Sortie naturaliste de l'Union des Amis du Parc Naturel Régional du Vexin français

La visite de la bergerie, ferme biologique du domaine de Villarceaux

Malgré le fait qu'il s'agissait pour moi de la troisième visite au domaine et bien qu'ayant passé déjà des heures à discuter avec Mathieu Calame, co-gérant de l'exploitation, je ne suis surpris à écouter avec autant d'attention et d'intérêt que la première fois.

L'exposé de Mathieu était comme toujours captivant, avec une foule de détails à la fois historiques et socioéconomiques, permettant de mieux situer les enjeux et l'avenir de l'agriculture. Le passage de l'agriculture traditionnelle, "productiviste", vers une certaine approche biologique a été expliquée dans tous ces détails. L'intérêt de l'abandon du tout chimique, par rapport notamment à la gestion des ressources naturelles ou énergétiques ne peut laisser indifférent. De même que les raisons du choix de la réintroduction de l'élevage, par rapport à la gestion globale d'un grand domaine : pâtures sur les ruptures de pente, production de matières organiques pour les sols, me sont apparus comme limpides.
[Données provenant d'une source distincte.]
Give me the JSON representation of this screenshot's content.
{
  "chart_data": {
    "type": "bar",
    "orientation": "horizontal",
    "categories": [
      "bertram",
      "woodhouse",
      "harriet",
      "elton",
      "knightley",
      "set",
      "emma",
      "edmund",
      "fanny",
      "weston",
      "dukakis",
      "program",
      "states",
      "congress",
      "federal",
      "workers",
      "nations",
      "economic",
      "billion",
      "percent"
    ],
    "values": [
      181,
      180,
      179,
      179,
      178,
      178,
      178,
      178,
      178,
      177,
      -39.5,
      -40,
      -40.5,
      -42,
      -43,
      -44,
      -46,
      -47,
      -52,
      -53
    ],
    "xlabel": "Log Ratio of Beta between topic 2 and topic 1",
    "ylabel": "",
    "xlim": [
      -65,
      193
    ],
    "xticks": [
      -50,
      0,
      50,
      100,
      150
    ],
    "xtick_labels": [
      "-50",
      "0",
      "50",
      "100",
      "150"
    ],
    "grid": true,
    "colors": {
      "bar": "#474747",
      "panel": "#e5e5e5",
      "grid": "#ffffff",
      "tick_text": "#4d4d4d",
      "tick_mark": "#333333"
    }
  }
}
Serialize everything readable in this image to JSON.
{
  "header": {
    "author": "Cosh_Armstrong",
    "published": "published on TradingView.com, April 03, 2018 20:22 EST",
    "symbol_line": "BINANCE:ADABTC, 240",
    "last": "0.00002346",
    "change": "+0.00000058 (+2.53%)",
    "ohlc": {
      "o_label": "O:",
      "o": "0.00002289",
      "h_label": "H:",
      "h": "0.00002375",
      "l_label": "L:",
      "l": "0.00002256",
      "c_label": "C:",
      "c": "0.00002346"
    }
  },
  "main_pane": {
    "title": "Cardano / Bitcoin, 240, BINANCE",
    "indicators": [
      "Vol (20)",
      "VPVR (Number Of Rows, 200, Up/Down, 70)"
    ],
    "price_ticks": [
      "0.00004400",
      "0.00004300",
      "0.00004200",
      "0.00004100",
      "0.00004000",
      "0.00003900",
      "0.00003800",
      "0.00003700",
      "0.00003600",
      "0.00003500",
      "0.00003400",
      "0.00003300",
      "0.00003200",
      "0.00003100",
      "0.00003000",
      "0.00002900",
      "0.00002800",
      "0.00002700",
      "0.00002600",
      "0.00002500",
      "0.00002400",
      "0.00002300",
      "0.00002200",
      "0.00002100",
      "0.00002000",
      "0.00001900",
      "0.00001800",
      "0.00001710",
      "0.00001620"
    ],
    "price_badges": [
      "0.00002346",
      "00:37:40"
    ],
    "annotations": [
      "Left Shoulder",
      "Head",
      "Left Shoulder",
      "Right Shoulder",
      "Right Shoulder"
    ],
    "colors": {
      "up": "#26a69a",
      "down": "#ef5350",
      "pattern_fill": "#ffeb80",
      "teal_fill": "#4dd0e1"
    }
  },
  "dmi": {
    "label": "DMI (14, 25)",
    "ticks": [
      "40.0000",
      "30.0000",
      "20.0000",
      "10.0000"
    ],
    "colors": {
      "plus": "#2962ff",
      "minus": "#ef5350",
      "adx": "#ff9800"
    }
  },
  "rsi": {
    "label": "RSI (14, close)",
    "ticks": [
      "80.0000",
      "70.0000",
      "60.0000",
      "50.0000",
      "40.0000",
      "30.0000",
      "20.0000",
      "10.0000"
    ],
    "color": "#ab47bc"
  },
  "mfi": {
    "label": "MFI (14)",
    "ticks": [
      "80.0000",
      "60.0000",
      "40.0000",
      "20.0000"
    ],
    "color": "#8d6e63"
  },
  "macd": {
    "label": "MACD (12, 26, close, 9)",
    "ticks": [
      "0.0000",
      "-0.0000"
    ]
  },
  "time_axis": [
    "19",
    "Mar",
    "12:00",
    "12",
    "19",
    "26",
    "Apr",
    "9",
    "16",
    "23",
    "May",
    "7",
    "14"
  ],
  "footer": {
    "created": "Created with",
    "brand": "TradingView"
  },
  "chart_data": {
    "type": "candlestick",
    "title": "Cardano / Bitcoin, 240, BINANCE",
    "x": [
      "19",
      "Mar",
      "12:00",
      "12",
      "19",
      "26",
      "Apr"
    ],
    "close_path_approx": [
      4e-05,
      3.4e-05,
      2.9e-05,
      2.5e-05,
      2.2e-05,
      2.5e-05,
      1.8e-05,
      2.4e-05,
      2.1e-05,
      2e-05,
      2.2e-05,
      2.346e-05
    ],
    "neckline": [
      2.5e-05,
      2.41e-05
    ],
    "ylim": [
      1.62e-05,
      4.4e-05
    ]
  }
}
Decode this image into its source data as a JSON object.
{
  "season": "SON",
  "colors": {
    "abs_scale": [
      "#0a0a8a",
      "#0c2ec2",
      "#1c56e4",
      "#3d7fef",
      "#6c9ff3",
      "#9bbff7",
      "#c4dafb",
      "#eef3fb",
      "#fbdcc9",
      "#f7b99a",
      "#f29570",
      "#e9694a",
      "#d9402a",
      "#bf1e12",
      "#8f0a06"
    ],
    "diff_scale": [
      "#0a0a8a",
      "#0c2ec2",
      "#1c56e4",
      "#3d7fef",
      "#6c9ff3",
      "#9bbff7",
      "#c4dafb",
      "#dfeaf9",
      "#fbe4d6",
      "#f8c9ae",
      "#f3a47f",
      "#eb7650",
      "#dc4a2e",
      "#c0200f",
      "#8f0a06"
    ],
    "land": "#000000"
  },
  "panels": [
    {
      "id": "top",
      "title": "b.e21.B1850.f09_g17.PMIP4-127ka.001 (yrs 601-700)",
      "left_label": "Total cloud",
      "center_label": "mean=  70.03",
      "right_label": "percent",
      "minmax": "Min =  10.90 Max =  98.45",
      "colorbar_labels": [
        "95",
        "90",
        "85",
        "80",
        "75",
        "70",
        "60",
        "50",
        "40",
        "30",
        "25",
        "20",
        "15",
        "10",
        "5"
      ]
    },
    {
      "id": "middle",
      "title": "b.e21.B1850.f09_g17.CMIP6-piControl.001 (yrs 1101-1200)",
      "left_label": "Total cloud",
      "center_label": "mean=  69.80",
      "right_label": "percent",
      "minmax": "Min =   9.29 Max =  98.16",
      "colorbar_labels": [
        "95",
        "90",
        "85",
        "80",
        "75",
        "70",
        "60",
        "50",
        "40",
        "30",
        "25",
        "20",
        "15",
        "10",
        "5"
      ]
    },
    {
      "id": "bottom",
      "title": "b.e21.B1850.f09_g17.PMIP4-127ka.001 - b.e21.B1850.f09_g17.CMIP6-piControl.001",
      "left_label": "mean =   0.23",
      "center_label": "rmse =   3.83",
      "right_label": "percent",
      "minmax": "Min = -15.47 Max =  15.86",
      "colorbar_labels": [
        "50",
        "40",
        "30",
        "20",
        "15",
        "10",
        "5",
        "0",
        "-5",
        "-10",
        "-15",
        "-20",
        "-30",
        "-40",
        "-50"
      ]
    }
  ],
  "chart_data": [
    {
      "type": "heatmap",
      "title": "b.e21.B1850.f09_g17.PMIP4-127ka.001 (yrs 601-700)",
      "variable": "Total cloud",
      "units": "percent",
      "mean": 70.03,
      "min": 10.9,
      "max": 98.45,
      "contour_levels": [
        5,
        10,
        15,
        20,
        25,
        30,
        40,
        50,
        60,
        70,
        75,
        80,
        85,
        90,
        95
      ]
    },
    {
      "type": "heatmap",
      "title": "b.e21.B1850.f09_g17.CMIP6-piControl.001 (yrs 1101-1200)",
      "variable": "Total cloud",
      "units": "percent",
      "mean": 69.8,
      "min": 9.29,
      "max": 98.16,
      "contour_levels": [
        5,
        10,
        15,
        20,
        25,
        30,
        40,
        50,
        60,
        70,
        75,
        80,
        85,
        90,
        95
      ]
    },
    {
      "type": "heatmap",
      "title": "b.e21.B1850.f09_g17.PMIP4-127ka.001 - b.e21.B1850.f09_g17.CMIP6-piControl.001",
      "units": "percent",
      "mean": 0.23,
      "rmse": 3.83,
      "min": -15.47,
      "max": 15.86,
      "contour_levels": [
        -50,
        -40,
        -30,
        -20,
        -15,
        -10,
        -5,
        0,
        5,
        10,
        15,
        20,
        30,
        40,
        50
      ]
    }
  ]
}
Après la visite des nouvelles installations de stabulation, de taille imposante, le groupe a emprunté les chemins boueux à travers le domaine. Nous avons pu contempler le troupeaux de vaches de Salers, variété choisie à dessein, puis plus loin dans un champ en contre bas, les taureaux.

C'est dans ce paysage évoquant plus les alpages qu'un plateau céréalier, que l'on se rend compte de notre chance d'habiter ce Vexin aux charmes multiples.

Il est bien difficile en quelques lignes de résumer l'ensemble des activités de la Bergerie, dans l'agriculture, l'élevage mais aussi l'action citoyenne (jumellage avec un quartier de l'Ile saint-Denis, chantiers d'insertion pendant l'été).

De plus, la volonté d'application de principes originaux dans des domaines aussi divers que la chasse, le golf ou la biodiversité, mériteraient des pages et des pages. Nous y reviendrons.